Is anyone testing detectors against newer open-source models?
Open-source language models evolve rapidly and vary widely in style. Detectors may not be trained against those outputs yet. Is testing keeping pace with the ecosystem?
Open-source language models evolve rapidly and vary widely in style. Detectors may not be trained against those outputs yet. Is testing keeping pace with the ecosystem?

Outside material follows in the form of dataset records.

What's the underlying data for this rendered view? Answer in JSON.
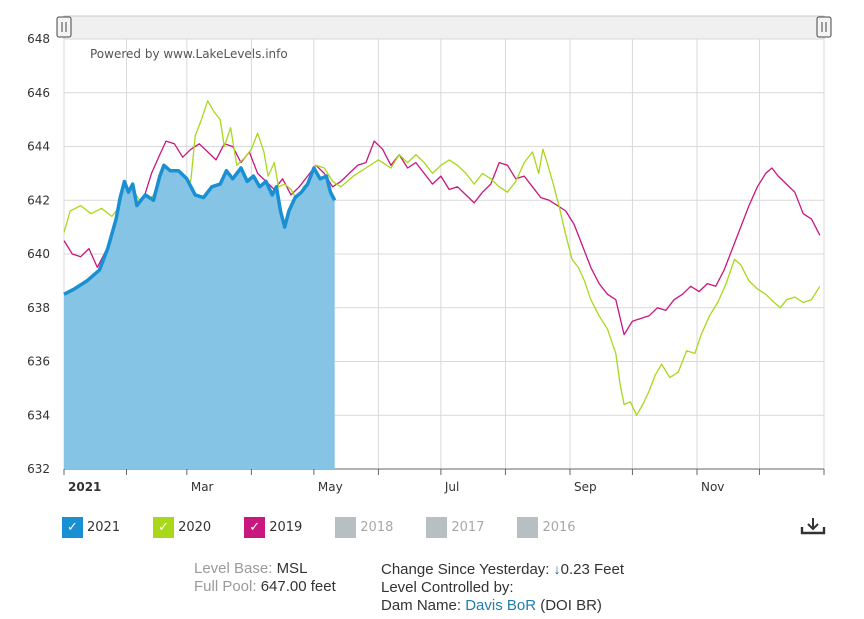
{
  "watermark": "Powered by www.LakeLevels.info",
  "chart_data": {
    "type": "area",
    "ylim": [
      632,
      648
    ],
    "yticks": [
      632,
      634,
      636,
      638,
      640,
      642,
      644,
      646,
      648
    ],
    "x_range": [
      1,
      366
    ],
    "x_ticks": [
      {
        "label": "2021",
        "day": 1,
        "bold": true
      },
      {
        "label": "Mar",
        "day": 60
      },
      {
        "label": "May",
        "day": 121
      },
      {
        "label": "Jul",
        "day": 182
      },
      {
        "label": "Sep",
        "day": 244
      },
      {
        "label": "Nov",
        "day": 305
      }
    ],
    "grid_days": [
      1,
      31,
      60,
      91,
      121,
      152,
      182,
      213,
      244,
      274,
      305,
      335,
      366
    ],
    "grid": true,
    "series": [
      {
        "name": "2021",
        "color": "#1a8fd1",
        "fill": "#86c4e6",
        "style": "area",
        "points": [
          [
            1,
            638.5
          ],
          [
            6,
            638.7
          ],
          [
            12,
            639.0
          ],
          [
            18,
            639.4
          ],
          [
            22,
            640.2
          ],
          [
            26,
            641.3
          ],
          [
            28,
            642.1
          ],
          [
            30,
            642.7
          ],
          [
            32,
            642.3
          ],
          [
            34,
            642.6
          ],
          [
            36,
            641.8
          ],
          [
            40,
            642.2
          ],
          [
            44,
            642.0
          ],
          [
            47,
            642.9
          ],
          [
            49,
            643.3
          ],
          [
            52,
            643.1
          ],
          [
            56,
            643.1
          ],
          [
            60,
            642.8
          ],
          [
            64,
            642.2
          ],
          [
            68,
            642.1
          ],
          [
            72,
            642.5
          ],
          [
            76,
            642.6
          ],
          [
            79,
            643.1
          ],
          [
            82,
            642.8
          ],
          [
            86,
            643.2
          ],
          [
            89,
            642.7
          ],
          [
            92,
            642.9
          ],
          [
            95,
            642.5
          ],
          [
            98,
            642.7
          ],
          [
            101,
            642.2
          ],
          [
            103,
            642.5
          ],
          [
            105,
            641.6
          ],
          [
            107,
            641.0
          ],
          [
            109,
            641.6
          ],
          [
            112,
            642.1
          ],
          [
            115,
            642.3
          ],
          [
            118,
            642.6
          ],
          [
            121,
            643.2
          ],
          [
            124,
            642.8
          ],
          [
            127,
            642.9
          ],
          [
            129,
            642.3
          ],
          [
            131,
            642.0
          ]
        ]
      },
      {
        "name": "2020",
        "color": "#a8d81a",
        "style": "line",
        "points": [
          [
            1,
            640.8
          ],
          [
            4,
            641.6
          ],
          [
            9,
            641.8
          ],
          [
            14,
            641.5
          ],
          [
            19,
            641.7
          ],
          [
            24,
            641.4
          ],
          [
            29,
            641.9
          ],
          [
            34,
            642.4
          ],
          [
            39,
            641.8
          ],
          [
            44,
            642.2
          ],
          [
            47,
            642.8
          ],
          [
            50,
            643.1
          ],
          [
            54,
            643.0
          ],
          [
            58,
            642.6
          ],
          [
            60,
            642.3
          ],
          [
            62,
            642.8
          ],
          [
            64,
            644.4
          ],
          [
            67,
            645.0
          ],
          [
            70,
            645.7
          ],
          [
            73,
            645.3
          ],
          [
            76,
            645.0
          ],
          [
            78,
            644.0
          ],
          [
            81,
            644.7
          ],
          [
            84,
            643.3
          ],
          [
            88,
            643.6
          ],
          [
            91,
            643.9
          ],
          [
            94,
            644.5
          ],
          [
            97,
            643.8
          ],
          [
            99,
            642.9
          ],
          [
            102,
            643.4
          ],
          [
            104,
            642.5
          ],
          [
            107,
            642.6
          ],
          [
            110,
            642.4
          ],
          [
            113,
            642.0
          ],
          [
            116,
            642.5
          ],
          [
            119,
            642.7
          ],
          [
            122,
            643.3
          ],
          [
            126,
            643.2
          ],
          [
            130,
            642.7
          ],
          [
            134,
            642.5
          ],
          [
            140,
            642.9
          ],
          [
            146,
            643.2
          ],
          [
            152,
            643.5
          ],
          [
            158,
            643.2
          ],
          [
            162,
            643.7
          ],
          [
            166,
            643.4
          ],
          [
            170,
            643.7
          ],
          [
            174,
            643.4
          ],
          [
            178,
            643.0
          ],
          [
            182,
            643.3
          ],
          [
            186,
            643.5
          ],
          [
            190,
            643.3
          ],
          [
            194,
            643.0
          ],
          [
            198,
            642.6
          ],
          [
            202,
            643.0
          ],
          [
            206,
            642.8
          ],
          [
            210,
            642.5
          ],
          [
            214,
            642.3
          ],
          [
            218,
            642.7
          ],
          [
            222,
            643.4
          ],
          [
            226,
            643.8
          ],
          [
            229,
            643.0
          ],
          [
            231,
            643.9
          ],
          [
            233,
            643.4
          ],
          [
            236,
            642.6
          ],
          [
            239,
            641.7
          ],
          [
            242,
            640.7
          ],
          [
            245,
            639.8
          ],
          [
            248,
            639.5
          ],
          [
            251,
            639.0
          ],
          [
            254,
            638.3
          ],
          [
            258,
            637.7
          ],
          [
            262,
            637.2
          ],
          [
            266,
            636.3
          ],
          [
            268,
            635.2
          ],
          [
            270,
            634.4
          ],
          [
            273,
            634.5
          ],
          [
            276,
            634.0
          ],
          [
            279,
            634.4
          ],
          [
            282,
            634.9
          ],
          [
            285,
            635.5
          ],
          [
            288,
            635.9
          ],
          [
            292,
            635.4
          ],
          [
            296,
            635.6
          ],
          [
            300,
            636.4
          ],
          [
            304,
            636.3
          ],
          [
            307,
            637.0
          ],
          [
            311,
            637.7
          ],
          [
            315,
            638.2
          ],
          [
            319,
            638.9
          ],
          [
            323,
            639.8
          ],
          [
            326,
            639.6
          ],
          [
            330,
            639.0
          ],
          [
            334,
            638.7
          ],
          [
            338,
            638.5
          ],
          [
            342,
            638.2
          ],
          [
            345,
            638.0
          ],
          [
            348,
            638.3
          ],
          [
            352,
            638.4
          ],
          [
            356,
            638.2
          ],
          [
            360,
            638.3
          ],
          [
            364,
            638.8
          ]
        ]
      },
      {
        "name": "2019",
        "color": "#c8177e",
        "style": "line",
        "points": [
          [
            1,
            640.5
          ],
          [
            5,
            640.0
          ],
          [
            9,
            639.9
          ],
          [
            13,
            640.2
          ],
          [
            17,
            639.5
          ],
          [
            21,
            640.1
          ],
          [
            25,
            640.5
          ],
          [
            28,
            641.0
          ],
          [
            31,
            641.5
          ],
          [
            35,
            641.7
          ],
          [
            39,
            642.0
          ],
          [
            43,
            643.0
          ],
          [
            47,
            643.7
          ],
          [
            50,
            644.2
          ],
          [
            54,
            644.1
          ],
          [
            58,
            643.6
          ],
          [
            62,
            643.9
          ],
          [
            66,
            644.1
          ],
          [
            70,
            643.8
          ],
          [
            74,
            643.5
          ],
          [
            78,
            644.1
          ],
          [
            82,
            644.0
          ],
          [
            86,
            643.4
          ],
          [
            90,
            643.8
          ],
          [
            94,
            643.0
          ],
          [
            98,
            642.7
          ],
          [
            102,
            642.4
          ],
          [
            106,
            642.8
          ],
          [
            110,
            642.2
          ],
          [
            114,
            642.5
          ],
          [
            118,
            642.9
          ],
          [
            122,
            643.3
          ],
          [
            126,
            643.0
          ],
          [
            130,
            642.5
          ],
          [
            134,
            642.7
          ],
          [
            138,
            643.0
          ],
          [
            142,
            643.3
          ],
          [
            146,
            643.4
          ],
          [
            150,
            644.2
          ],
          [
            154,
            643.9
          ],
          [
            158,
            643.3
          ],
          [
            162,
            643.7
          ],
          [
            166,
            643.2
          ],
          [
            170,
            643.4
          ],
          [
            174,
            643.0
          ],
          [
            178,
            642.6
          ],
          [
            182,
            642.9
          ],
          [
            186,
            642.4
          ],
          [
            190,
            642.5
          ],
          [
            194,
            642.2
          ],
          [
            198,
            641.9
          ],
          [
            202,
            642.3
          ],
          [
            206,
            642.6
          ],
          [
            210,
            643.4
          ],
          [
            214,
            643.3
          ],
          [
            218,
            642.8
          ],
          [
            222,
            642.9
          ],
          [
            226,
            642.5
          ],
          [
            230,
            642.1
          ],
          [
            234,
            642.0
          ],
          [
            238,
            641.8
          ],
          [
            242,
            641.6
          ],
          [
            246,
            641.1
          ],
          [
            250,
            640.3
          ],
          [
            254,
            639.5
          ],
          [
            258,
            638.9
          ],
          [
            262,
            638.5
          ],
          [
            266,
            638.3
          ],
          [
            270,
            637.0
          ],
          [
            274,
            637.5
          ],
          [
            278,
            637.6
          ],
          [
            282,
            637.7
          ],
          [
            286,
            638.0
          ],
          [
            290,
            637.9
          ],
          [
            294,
            638.3
          ],
          [
            298,
            638.5
          ],
          [
            302,
            638.8
          ],
          [
            306,
            638.6
          ],
          [
            310,
            638.9
          ],
          [
            314,
            638.8
          ],
          [
            318,
            639.4
          ],
          [
            322,
            640.2
          ],
          [
            326,
            641.0
          ],
          [
            330,
            641.8
          ],
          [
            334,
            642.5
          ],
          [
            338,
            643.0
          ],
          [
            341,
            643.2
          ],
          [
            344,
            642.9
          ],
          [
            348,
            642.6
          ],
          [
            352,
            642.3
          ],
          [
            356,
            641.5
          ],
          [
            360,
            641.3
          ],
          [
            364,
            640.7
          ]
        ]
      }
    ]
  },
  "legend": [
    {
      "label": "2021",
      "color": "#1a8fd1",
      "checked": true
    },
    {
      "label": "2020",
      "color": "#a8d81a",
      "checked": true
    },
    {
      "label": "2019",
      "color": "#c8177e",
      "checked": true
    },
    {
      "label": "2018",
      "color": "#b8bfc2",
      "checked": false
    },
    {
      "label": "2017",
      "color": "#b8bfc2",
      "checked": false
    },
    {
      "label": "2016",
      "color": "#b8bfc2",
      "checked": false
    }
  ],
  "info": {
    "level_base_label": "Level Base:",
    "level_base_value": "MSL",
    "full_pool_label": "Full Pool:",
    "full_pool_value": "647.00 feet",
    "change_label": "Change Since Yesterday:",
    "change_arrow": "↓",
    "change_value": "0.23 Feet",
    "controlled_label": "Level Controlled by:",
    "dam_label": "Dam Name:",
    "dam_link": "Davis BoR",
    "dam_suffix": "(DOI BR)"
  },
  "icons": {
    "download": "download-icon",
    "slider_handle": "scroll-handle-icon"
  }
}
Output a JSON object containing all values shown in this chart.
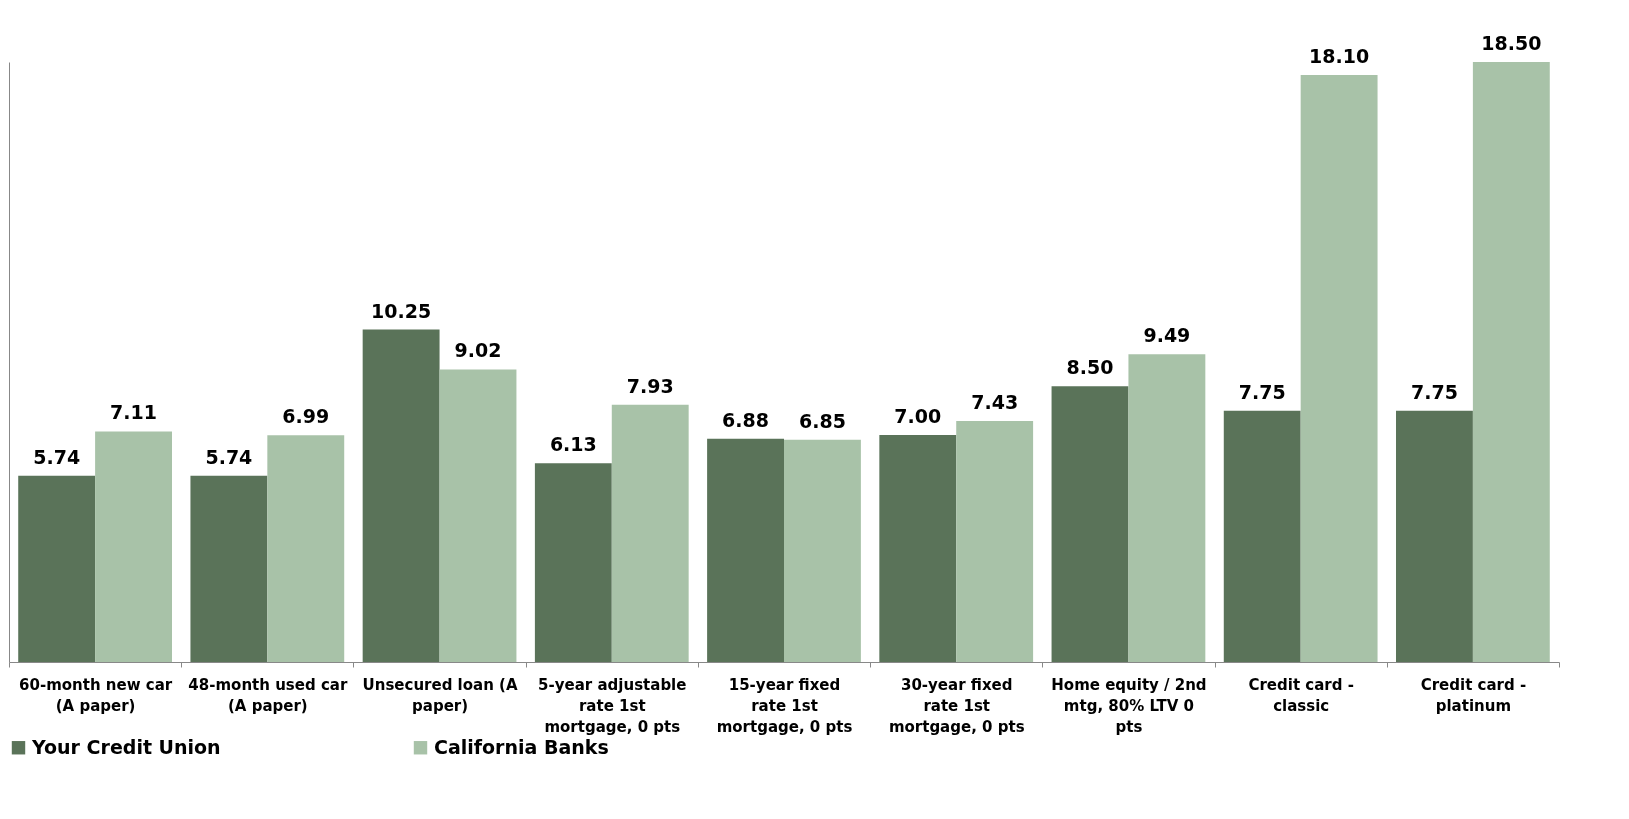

If schools are going to use ai detection at all, there should be a clear written policy stating the tool used, its known error rate, how scores factor into decisions, and what the appeal process looks like. Almost none of that exists anywhere right now.
Ran a few poems through some detectors out of curiosity and the results were all over the place. Whitman scored high, a haiku scored low, a spoken word piece was flagged heavily. Poetry has always broken rules, apparently that's suspicious now.
Better detection tools aren't the answer if schools still don't know how to respond to a flag responsibly. What's needed is clearer policy, proper investigation processes and genuine fairness. The tool is only one piece of a broken system.
Medical students write in precise clinical language because accuracy is literally a matter of life and death in their field. That same precision is what gets them flagged for ai. The tool doesn't understand context at all.
Tested about eight different detectors over the past month and not one of them was consistent across multiple tests. You'd think by now someone would have cracked this. Apparently not even close.
Longer essays may provide more data for analysis.
The training data used for detectors likely affects results.